Adam Sabit, a 52-year-old shoe salesman in Antakya’s main bazaar, reopened his shop six months back. But he is still fighting to stay afloat.
He said authorities dubbed both his house and his shop “lightly damaged,” a designation that meant he did not qualify for financial assistance the government gave to some. “Our whole lives are here in Antakya,” he explained. We reopened the shop, and we are trying to survive.”
But survival is not easy. All across the region, people are still struggling to account for their losses. Many lost homes, land, and businesses. Nearly everyone lost loved ones, relatives, and friends. They want to rebuild their lives, Sabit insisted, but with little time to grieve, how can they be expected to overcome trauma that has yet to heal?
“I’m calling out to the officials to remind them that [Hatay] is also part of our country,” Sabit said. “Let people come and see with their eyes what happened.” He added, “We don’t know what to do now. We are in a state of depression. We lost our friends, we lost our loved ones.”
“Better Days in the Future”
For his part, Sedat Paşa Ögretmen still works as a teacher, a role that might be more important than ever. “We try to make the children laugh and feel good as much as we can,” he said. “I do not think it is enough – we have many students who need psychological support.”
Meanwhile, he opened a soup kitchen two weeks ago, a project he hopes can help fill in the gaps where the government has failed.

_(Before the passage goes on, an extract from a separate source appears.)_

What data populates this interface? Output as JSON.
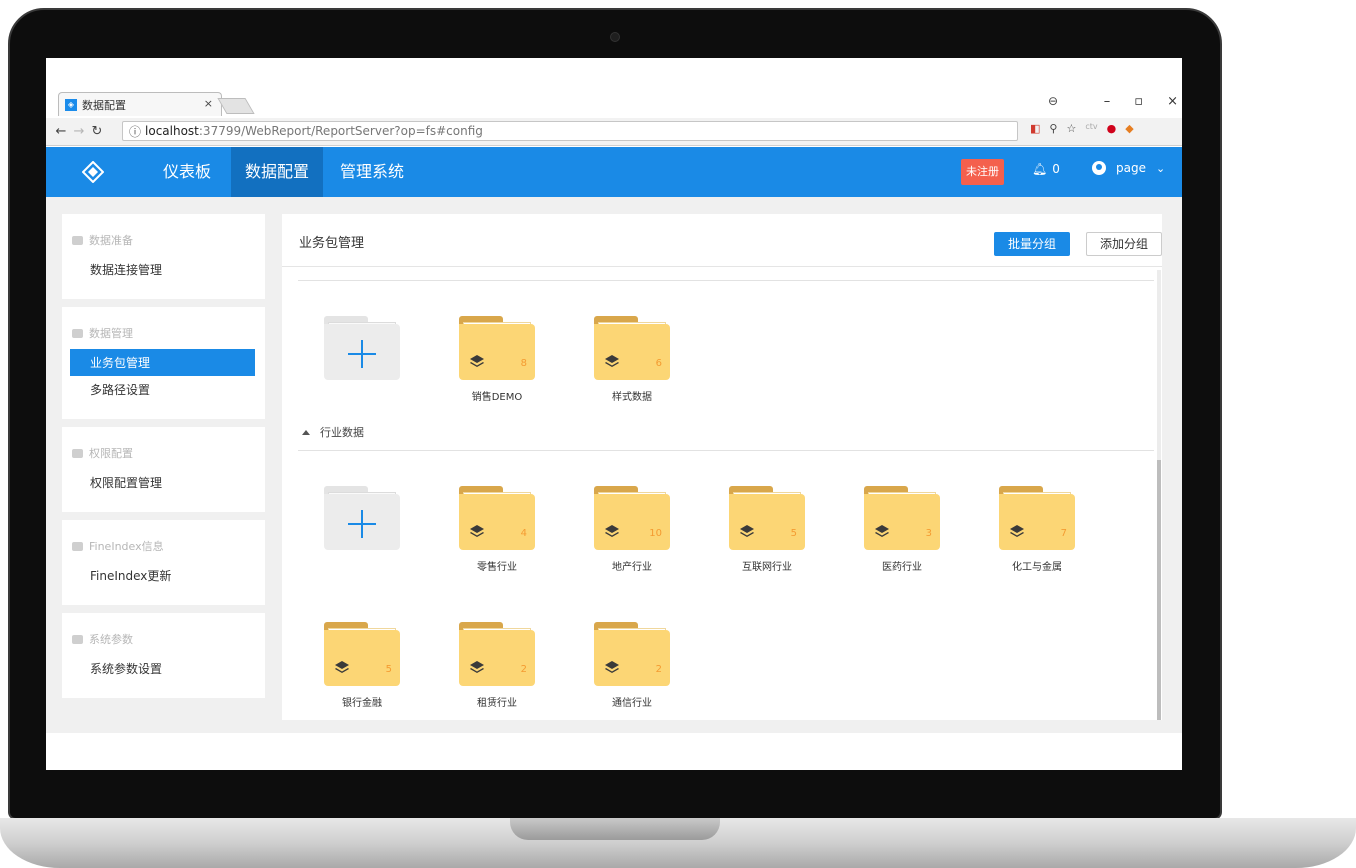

Whatever profits the kitchen brings in are donated to cover the costs of medical equipment and medicine for other Antakya residents that need them. Helping, he said, is his “duty as a teacher.”
It is not that Ögretmen does not understand the scope of the hardships that lie ahead. He knows that Antakya’s future will not be easy, but he refuses to give in to despair. Many of his fellow community members now live in cramped containers or tents, he said, “but the people of Hatay are very strong, and I believe that we will have much better days in the future.”
Across the city, homes are still reduced to piles of rubble, buildings are nothing more than debris, and people continue to mourn the loved ones they lost a year ago. But scrawled in spray paint on a wall, a message echoed his sentiment. “We are not coming back,” it read, “because we never left Hatay.”